また中国からは、日本の医療技術を習得するために毎年100人の医師を迎え、すでに650人の人々がその研修を終了し、現在、中国において活躍されています。
そのような活動のなかでも、特に高齢者の問題につきましては、関心をもっており、1992年には富山県の庄川町に日本で初めて、完全個室の高齢者施設を完成しました。この施設は、単に施設がすぐれているというだけではなく、多くのボランティアによって支えられています。地理的には町のはずれにあっても、精神的には町の中央にあるという考えをもって、高齢者のために町を挙げて協力体制を引くという、非常に先駆的な実験を行っています。

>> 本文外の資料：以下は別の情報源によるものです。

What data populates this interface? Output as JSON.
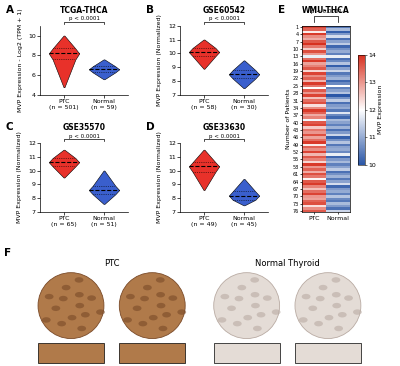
{
  "chart_data": [
    {
      "panel": "A",
      "type": "violin",
      "title": "TCGA-THCA",
      "annotation": "p < 0.0001",
      "y_label": "MVP Expression - Log2 (TPM + 1)",
      "categories": [
        "PTC\n(n = 501)",
        "Normal\n(n = 59)"
      ],
      "colors": [
        "#e8312a",
        "#3a5fcd"
      ],
      "min": [
        4.8,
        5.6
      ],
      "q1": [
        7.6,
        6.3
      ],
      "median": [
        8.2,
        6.6
      ],
      "q3": [
        8.7,
        6.9
      ],
      "max": [
        10.0,
        7.6
      ],
      "ylim": [
        4,
        11
      ],
      "yticks": [
        4,
        6,
        8,
        10
      ]
    },
    {
      "panel": "B",
      "type": "violin",
      "title": "GSE60542",
      "annotation": "p < 0.0001",
      "y_label": "MVP Expression (Normalized)",
      "categories": [
        "PTC\n(n = 58)",
        "Normal\n(n = 30)"
      ],
      "colors": [
        "#e8312a",
        "#3a5fcd"
      ],
      "min": [
        8.9,
        7.5
      ],
      "q1": [
        9.8,
        8.2
      ],
      "median": [
        10.1,
        8.5
      ],
      "q3": [
        10.4,
        8.8
      ],
      "max": [
        11.0,
        9.5
      ],
      "ylim": [
        7,
        12
      ],
      "yticks": [
        7,
        8,
        9,
        10,
        11,
        12
      ]
    },
    {
      "panel": "C",
      "type": "violin",
      "title": "GSE35570",
      "annotation": "p < 0.0001",
      "y_label": "MVP Expression (Normalized)",
      "categories": [
        "PTC\n(n = 65)",
        "Normal\n(n = 51)"
      ],
      "colors": [
        "#e8312a",
        "#3a5fcd"
      ],
      "min": [
        9.5,
        7.6
      ],
      "q1": [
        10.3,
        8.3
      ],
      "median": [
        10.6,
        8.6
      ],
      "q3": [
        10.9,
        8.9
      ],
      "max": [
        11.5,
        10.0
      ],
      "ylim": [
        7,
        12
      ],
      "yticks": [
        7,
        8,
        9,
        10,
        11,
        12
      ]
    },
    {
      "panel": "D",
      "type": "violin",
      "title": "GSE33630",
      "annotation": "p < 0.0001",
      "y_label": "MVP Expression (Normalized)",
      "categories": [
        "PTC\n(n = 49)",
        "Normal\n(n = 45)"
      ],
      "colors": [
        "#e8312a",
        "#3a5fcd"
      ],
      "min": [
        8.6,
        7.5
      ],
      "q1": [
        9.9,
        7.9
      ],
      "median": [
        10.3,
        8.2
      ],
      "q3": [
        10.6,
        8.5
      ],
      "max": [
        11.5,
        9.4
      ],
      "ylim": [
        7,
        12
      ],
      "yticks": [
        7,
        8,
        9,
        10,
        11,
        12
      ]
    },
    {
      "panel": "E",
      "type": "heatmap",
      "title": "WMU-THCA",
      "annotation": "p < 0.0001",
      "y_label": "Number of Patients",
      "categories": [
        "PTC",
        "Normal"
      ],
      "series": [
        {
          "name": "PTC",
          "values": [
            13.8,
            13.5,
            12.2,
            13.9,
            13.1,
            12.8,
            13.6,
            14.0,
            13.3,
            12.5,
            13.7,
            13.0,
            11.8,
            13.4,
            13.9,
            12.9,
            13.2,
            13.6,
            12.4,
            13.8,
            13.1,
            13.5,
            12.7,
            13.9,
            13.3,
            12.0,
            13.6,
            13.0,
            13.8,
            12.6,
            13.4,
            13.7,
            12.3,
            13.1,
            13.9,
            13.5,
            12.8,
            13.2,
            11.9,
            13.6,
            13.8,
            12.5,
            13.3,
            13.0,
            13.7,
            12.9,
            13.4,
            13.9,
            12.2,
            13.5,
            13.1,
            13.8,
            12.7,
            13.6,
            13.2,
            12.4,
            13.9,
            13.0,
            13.5,
            12.8,
            13.7,
            13.3,
            12.1,
            13.6,
            13.9,
            13.2,
            12.6,
            13.4,
            13.8,
            13.0,
            12.9,
            13.5,
            13.7,
            12.3,
            13.1,
            13.6
          ]
        },
        {
          "name": "Normal",
          "values": [
            10.4,
            11.2,
            10.1,
            10.8,
            11.6,
            10.3,
            10.9,
            11.4,
            10.2,
            10.7,
            11.0,
            10.5,
            11.8,
            10.3,
            10.6,
            11.3,
            10.1,
            10.9,
            11.5,
            10.4,
            10.8,
            11.1,
            10.2,
            10.6,
            12.0,
            10.5,
            10.9,
            11.3,
            10.0,
            10.7,
            11.4,
            10.3,
            10.8,
            11.0,
            10.4,
            11.7,
            10.6,
            10.2,
            11.2,
            10.9,
            10.5,
            11.1,
            10.3,
            10.8,
            11.5,
            10.1,
            10.7,
            11.3,
            10.4,
            10.9,
            11.0,
            10.6,
            11.8,
            10.2,
            10.8,
            11.2,
            10.5,
            10.9,
            11.4,
            10.3,
            10.7,
            11.1,
            10.4,
            10.9,
            11.6,
            10.2,
            10.8,
            11.0,
            10.5,
            11.3,
            10.6,
            10.4,
            11.2,
            10.8,
            10.3,
            11.5
          ]
        }
      ],
      "ylim": [
        76.5,
        0.5
      ],
      "yticks": [
        1,
        4,
        7,
        10,
        13,
        16,
        19,
        22,
        25,
        28,
        31,
        34,
        37,
        40,
        43,
        46,
        49,
        52,
        55,
        58,
        61,
        64,
        67,
        70,
        73,
        76
      ],
      "colorbar": {
        "label": "MVP Expression",
        "range": [
          10,
          14
        ],
        "ticks": [
          10,
          11,
          12,
          13,
          14
        ],
        "colors": [
          "#2b57a7",
          "#ffffff",
          "#d7301f"
        ]
      }
    },
    {
      "panel": "F",
      "type": "image",
      "titles": [
        "PTC",
        "Normal Thyroid"
      ]
    }
  ]
}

今年は島根県の吉田村に第2号の施設をつくるために準備をしています。
私は、いまから32年前、初めてアメリカに旅行した帰りの飛行機のなかで、年配の女性と隣り合わせになりました。その女性は、世界の高齢者の福祉問題についての視察旅行に出た帰りだとのことでした。32年前というのは、まだ外国に自由に旅行ができない時代であり、持ち出せる外貨は500ドルという制限のあった時代です。そのときにその女性が、若かった私をつかまえて、世界中を回ってみたが、どの国に行っても、公園には老人があふれている。そしてほとんどの人々が孤独のなかで生活している。わが国日本は施設も制度も整っていないが、3世代が1つの家に住むというこの家族制度は世界に冠たるものだということがよく分かったと、話されたことが、妙に私の脳裏に、32年もたった今日も残っています。
その後、日本も急速に核家族化が進み、また地方からは青年たちが都会へ進出したことにより、農村地帯には独り住まいの老人が増えてきました。そして、寿命が急速に延びるなかで、日本も西洋並みのさまざまな高齢者問題を抱える事態になりました。
しかし、昨日、韓国の李先生と話をしたとき、李先生は、私たちはなにかたいせつなものを忘れているのではなかろうか。もちろん、制度、方法、さまざまな分野についてはやはり西洋諸国が非常に進んでいる。しかしアジアにおいて、あるいは東洋において、これからの高齢者問題に長所となる点もあるのではないかという、ご指摘をいただきました。
ご高承のとおり、韓国は儒教の影響をいまなお強くもっている国です。特に、高齢者に対する尊敬の念は、礼儀作法等、おそらくいま世界で残っている唯一の国ではないかと思われます。私たちもかつては、おじいさん、おばあさんをたいせつにしていた。そしておじいさん、おばあさんにその生活のなかで身につけたさまざまな経験等を学び、伝え、そして指導してもらった。それぞれの家庭における家庭料理を含めたすばらしい伝統、文化の継承があったわけですが、それもすでに崩壊しつつあるということは非常に残念なことです。しかしいま一度、老人に対する尊敬の心を子どもたちにしっかりと指導していく必要があるのではないかと考えるしだいです。
そのような点から、今回は特に、初めて中国、そして韓国から専門家の先生方にご参加いただきました。また、このような公式の場ではおそらくわが国では初めてと思われる、高齢者の性の問題について真正面から討論していただきたいと思います。
2日間、たいへん盛りだくさんのテーマではありますが、どうぞ実りの多いシンポジウムにしていただきたいと思います。
最後になりましたが、講師の先生方のご参加を心から感謝を申し上げますとともに、諸先生方の貴重な専門知識、そして貴重な経験を、どうぞ日本中の人々のためにお示しいただきたいと思います。